President Biden has committed to supporting the trades by developing and expanding registered apprenticeships, reinstating the National Advisory Committee on Apprenticeships, and overturning industry-recognized apprenticeship programs (which are not necessarily held to the highest standards) in favor of registered apprenticeship programs.
So far as drawing women to careers in the trades, opportunities absolutely abound: coming out of West Berkeley California is Girls Garage, a nonprofit organization that offers classes for girls aged 9-18 in everything from woodworking, welding, and carpentry to architecture and design.

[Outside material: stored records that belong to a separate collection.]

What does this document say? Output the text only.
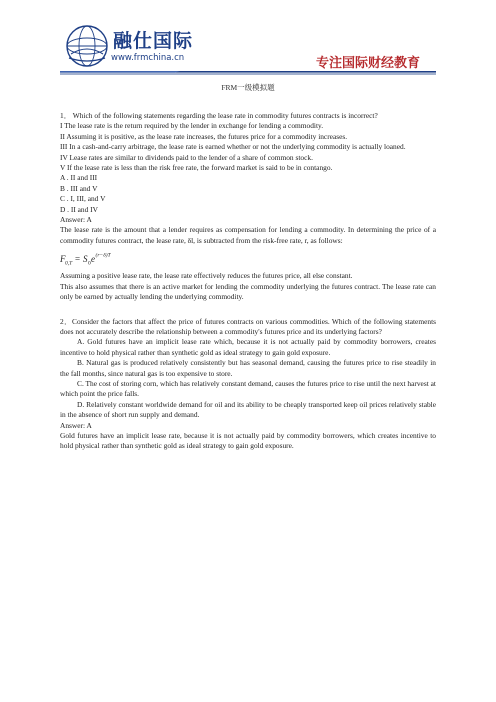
融仕国际
www.frmchina.cn	专注国际财经教育
FRM一级模拟题

1． Which of the following statements regarding the lease rate in commodity futures contracts is incorrect?

I The lease rate is the return required by the lender in exchange for lending a commodity.

II Assuming it is positive, as the lease rate increases, the futures price for a commodity increases.

III In a cash-and-carry arbitrage, the lease rate is earned whether or not the underlying commodity is actually loaned.

IV Lease rates are similar to dividends paid to the lender of a share of common stock.

V If the lease rate is less than the risk free rate, the forward market is said to be in contango.

A . II and III

B . III and V

C . I, III, and V

D . II and IV

Answer: A

The lease rate is the amount that a lender requires as compensation for lending a commodity. In determining the price of a commodity futures contract, the lease rate, δl, is subtracted from the risk-free rate, r, as follows:

F 0,T = S 0 e (r−δ)T

Assuming a positive lease rate, the lease rate effectively reduces the futures price, all else constant.

This also assumes that there is an active market for lending the commodity underlying the futures contract. The lease rate can only be earned by actually lending the underlying commodity.

2．Consider the factors that affect the price of futures contracts on various commodities. Which of the following statements does not accurately describe the relationship between a commodity's futures price and its underlying factors?

A. Gold futures have an implicit lease rate which, because it is not actually paid by commodity borrowers, creates incentive to hold physical rather than synthetic gold as ideal strategy to gain gold exposure.

B. Natural gas is produced relatively consistently but has seasonal demand, causing the futures price to rise steadily in the fall months, since natural gas is too expensive to store.

C. The cost of storing corn, which has relatively constant demand, causes the futures price to rise until the next harvest at which point the price falls.

D. Relatively constant worldwide demand for oil and its ability to be cheaply transported keep oil prices relatively stable in the absence of short run supply and demand.

Answer: A

Gold futures have an implicit lease rate, because it is not actually paid by commodity borrowers, which creates incentive to hold physical rather than synthetic gold as ideal strategy to gain gold exposure.
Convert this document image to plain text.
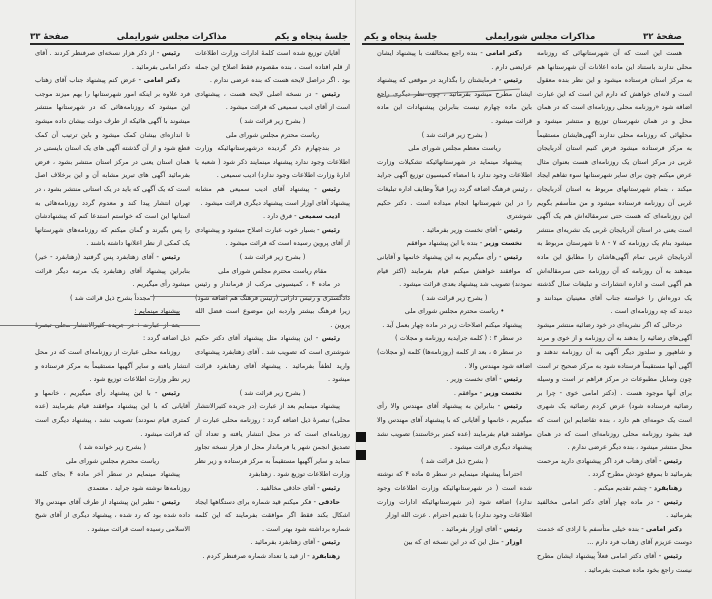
جلسهٔ پنجاه و یکم
مذاکرات مجلس شورایملی
صفحهٔ ۳۳

آقایان توزیع شده است کلمهٔ ادارات وزارت اطلاعات از قلم افتاده است ، بنده مقصودم فقط اصلاح این جمله بود . اگر دراصل لایحه هست که بنده عرضی ندارم .

رئیس - در نسخه اصلی لایحه هست ، پیشنهادی است از آقای ادیب سمیعی که قرائت میشود .

( بشرح زیر قرائت شد )

ریاست محترم مجلس شورای ملی

در بندچهارم ذکر گردیده درشهرستانهائیکه وزارت اطلاعات وجود ندارد پیشنهاد مینمایند ذکر شود ( شعبه یا ادارهٔ وزارت اطلاعات وجود ندارد) ادیب سمیعی .

رئیس - پیشنهاد آقای ادیب سمیعی هم مشابه پیشنهاد آقای اوزار است پیشنهاد دیگری قرائت میشود .

ادیب سمیعی - فرق دارد .

رئیس - بسیار خوب عبارت اصلاح میشود و پیشنهادی از آقای پروین رسیده است که قرائت میشود .

( بشرح زیر قرائت شد )

مقام ریاست محترم مجلس شورای ملی

در ماده ۴ ، کمیسیونی مرکب از فرماندار و رئیس دادگستری و رئیس دارائی (رئیس فرهنگ هم اضافه شود) زیرا فرهنگ بیشتر واردبه این موضوع است فضل الله پروین .

رئیس - این پیشنهاد مثل پیشنهاد آقای دکتر حکیم شوشتری است که تصویب شد . آقای زهتابفرد پیشنهادی وارید لطفاً بفرمائید . پیشنهاد آقای زهتابفرد قرائت میشود .

( بشرح زیر قرائت شد )

پیشنهاد مینمایم بعد از عبارت (در جریده کثیرالانتشار محلی) تبصرهٔ ذیل اضافه گردد : روزنامه محلی عبارت از روزنامه‌ای است که در محل انتشار یافته و تعداد آن تصدیق انجمن شهر یا فرماندار محل از هزار نسخه تجاوز ننماید و سایر آگهیها مستقیماً به مرکز فرستاده و زیر نظر وزارت اطلاعات توزیع شود . زهتابفرد

رئیس - آقای حاذقی مخالفید .

حاذقی - فکر میکنم قید شماره برای دستگاهها ایجاد اشکال بکند فقط اگر موافقت بفرمایند که این کلمه شماره برداشته شود بهتر است .

رئیس - آقای زهتابفرد بفرمائید .

زهتابفرد - از قید یا تعداد شماره صرفنظر کردم .

رئیس - از ذکر هزار نسخه‌ای صرفنظر کردند . آقای دکتر امامی بفرمائید .

دکتر امامی - عرض کنم پیشنهاد جناب آقای زهتاب فرد علاوه بر اینکه امور شهرستانها را بهم میزند موجب این میشود که روزنامه‌هائی که در شهرستانها منتشر میشوند با آگهی هائیکه از طرف دولت بیشان داده میشود تا اندازه‌ای بیشان کمک میشود و باین ترتیب آن کمک قطع شود و از آن گذشته آگهی های یک استان بایستی در همان استان یعنی در مرکز استان منتشر بشود ، فرض بفرمائید آگهی های تبریز مشابه آن و این برخلاف اصل است که یک آگهی که باید در یک استانی منتشر بشود ، در تهران انتشار پیدا کند و معدوم گردد روزنامه‌هائی به استانها این است که خواستم استدعا کنم که پیشنهادشان را پس بگیرند و گمان میکنم که روزنامه‌های شهرستانها یک کمکی از نظر اعلانها داشته باشند .

رئیس - آقای زهتابفرد پس گرفتید (زهتابفرد - خیر) بنابراین پیشنهاد آقای زهتابفرد یک مرتبه دیگر قرائت میشود رأی میگیریم .

( مجدداً بشرح ذیل قرائت شد )

پیشنهاد مینمایم :

بعد از عبارت : در جریده کثیرالانتشار محلی تبصرهٔ ذیل اضافه گردد :

روزنامه محلی عبارت از روزنامه‌ای است که در محل انتشار یافته و سایر آگهیها مستقیماً به مرکز فرستاده و زیر نظر وزارت اطلاعات توزیع شود .

رئیس - با این پیشنهاد رأی میگیریم ، خانمها و آقایانی که با این پیشنهاد موافقند قیام بفرمایند (عده کمتری قیام نمودند) تصویب نشد ، پیشنهاد دیگری است که قرائت میشود .

( بشرح زیر خوانده شد )

ریاست محترم مجلس شورای ملی

پیشنهاد مینمایم در سطر آخر ماده ۴ بجای کلمه روزنامه‌ها نوشته شود جراید . معتمدی

رئیس - نظیر این پیشنهاد از طرف آقای مهندس والا داده شده بود که رد شده ، پیشنهاد دیگری از آقای شیخ الاسلامی رسیده است قرائت میشود .

صفحهٔ ۳۲
مذاکرات مجلس شورایملی
جلسهٔ پنجاه و یکم

هست این است که آن شهرستانهائی که روزنامه محلی ندارند باستناد این ماده اعلانات آن شهرستانها هم به مرکز استان فرستاده میشود و این نظر بنده معقول است و لانه‌ای خواهش که دارم این است که این عبارت اضافه شود «روزنامه محلی روزنامه‌ای است که در همان محل و در همان شهرستان توزیع و منتشر میشود و محلهائی که روزنامه محلی ندارند آگهی‌هایشان مستقیماً به مرکز فرستاده میشود فرض کنیم استان آذربایجان غربی در مرکز استان یک روزنامه‌ای هست بعنوان مثال عرض میکنم چون برای سایر شهرستانها سوء تفاهم ایجاد میکند ، بتمام شهرستانهای مربوط به استان آذربایجان غربی آن روزنامه فرستاده میشود و من متأسفم بگویم این روزنامه‌ای که هست حتی سرمقاله‌اش هم یک آگهی است یعنی در استان آذربایجان غربی یک نشریه‌ای منتشر میشود بنام یک روزنامه که ۷ - ۸ تا شهرستان مربوط به آذربایجان غربی تمام آگهی‌هاشان را مطابق این ماده میدهند به آن روزنامه که آن روزنامه حتی سرمقاله‌اش هم آگهی است و اداره انتشارات و تبلیغات سال گذشته یک دوره‌اش را خواسته جناب آقای معینیان میدانند و دیدند که چه روزنامه‌ای است .

درحالی که اگر نشریه‌ای در خود رضائیه منتشر میشود آگهی‌های رضائیه را بدهند به آن روزنامه و از خوی و مرند و شاهپور و سلدوز دیگر آگهی به آن روزنامه ندهند و آگهی آنها مستقیماً فرستاده شود به مرکز صحیح تر است چون وسایل مطبوعات در مرکز فراهم تر است و وسیله برای آنها موجود هست . (دکتر امامی خوی - چرا بر رضائیه فرستاده شود) عرض کردم رضائیه یک شهری است یک حومه‌ای هم دارد ، بنده تقاضایم این است که قید بشود روزنامه محلی روزنامه‌ای است که در همان محل منتشر میشود ، بنده دیگر عرضی ندارم .

رئیس - آقای زهتاب فرد اگر پیشنهادی دارید مرحمت بفرمائید تا بموقع خودش مطرح گردد .

زهتابفرد - چشم تقدیم میکنم .

رئیس - در ماده چهار آقای دکتر امامی مخالفید بفرمائید .

دکتر امامی - بنده خیلی متأسفم با اراذی که خدمت دوست عزیزم آقای زهتاب فرد دارم ...

رئیس - آقای دکتر امامی فعلاً پیشنهاد ایشان مطرح نیست راجع بخود ماده صحبت بفرمائید .

دکتر امامی - بنده راجع بمخالفت با پیشنهاد ایشان عرایضی دارم .

رئیس - فرمایشتان را بگذارید در موقعی که پیشنهاد ایشان مطرح میشود بفرمائید ، چون نظر دیگری راجع باین ماده چهارم نیست بنابراین پیشنهادات این ماده قرائت میشود .

( بشرح زیر قرائت شد )

ریاست معظم مجلس شورای ملی

پیشنهاد مینماید در شهرستانهائیکه تشکیلات وزارت اطلاعات وجود ندارد با امضاء کمیسیون توزیع آگهی جراید ، رئیس فرهنگ اضافه گردد زیرا قبلاً وظایف اداره تبلیغات را در این شهرستانها انجام میداده است . دکتر حکیم شوشتری

رئیس - آقای نخست وزیر بفرمائید .

نخست وزیر - بنده با این پیشنهاد موافقم

رئیس - رأی میگیریم به این پیشنهاد خانمها و آقایانی که موافقند خواهش میکنم قیام بفرمایند (اکثر قیام نمودند) تصویب شد پیشنهاد بعدی قرائت میشود .

( بشرح زیر قرائت شد )

• ریاست محترم مجلس شورای ملی

پیشنهاد میکنم اصلاحات زیر در ماده چهار بعمل آید .

در سطر ۳ : ( کلمه جرایدبه روزنامه و مجلات )

در سطر ۵ ، بعد از کلمه (روزنامه‌ها) کلمه (و مجلات) اضافه شود مهندس والا .

رئیس - آقای نخست وزیر .

نخست وزیر - موافقم .

رئیس - بنابراین به پیشنهاد آقای مهندس والا رأی میگیریم ، خانمها و آقایانی که با پیشنهاد آقای مهندس والا موافقند قیام بفرمایند (عده کمتر برخاستند) تصویب نشد پیشنهاد دیگری قرائت میشود .

( بشرح ذیل قرائت شد )

احتراماً پیشنهاد مینمایم در سطر ۵ ماده ۴ که نوشته شده است ( در شهرستانهائیکه وزارت اطلاعات وجود ندارد) اضافه شود (در شهرستانهائیکه ادارات وزارت اطلاعات وجود ندارد) با تقدیم احترام . عزت الله اوزار

رئیس - آقای اوزار بفرمائید .

اوزار - مثل این که در این نسخه ای که بین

Last year, Career School Now released an inspiring article about women in skilled trades highlighting how in-demand women are to the trades, as well as providing handy links to courses offered in a variety of areas, and requiring no more than a high school diploma/GED.
Show me the money
So far as salary goes, according to talent.com the average earnings for a skilled trade worker in the U.S. in 2021 is $47,500. Naturally more experienced workers can earn up to $69,160 (and more, frankly), while entry-level positions can expect to draw around $35,720 – which is not too bad for a starting salary. Factor in the time and cost of education for learning a trade, and you could be earning that much before the white-collar crowd even makes their first payment towards their student loans. Additionally, you could be earning that much working a necessary, challenging, and rewarding job.
There will always be a need for skilled trade workers, and now more than ever is the perfect time to consider the benefits and security that come with learning a valuable trade. Yes, we live in a digital age, but we still need those who know how to keep the nation’s framework running. Because believe me: you do not want me showing up to fix your electrical problem with beauty products.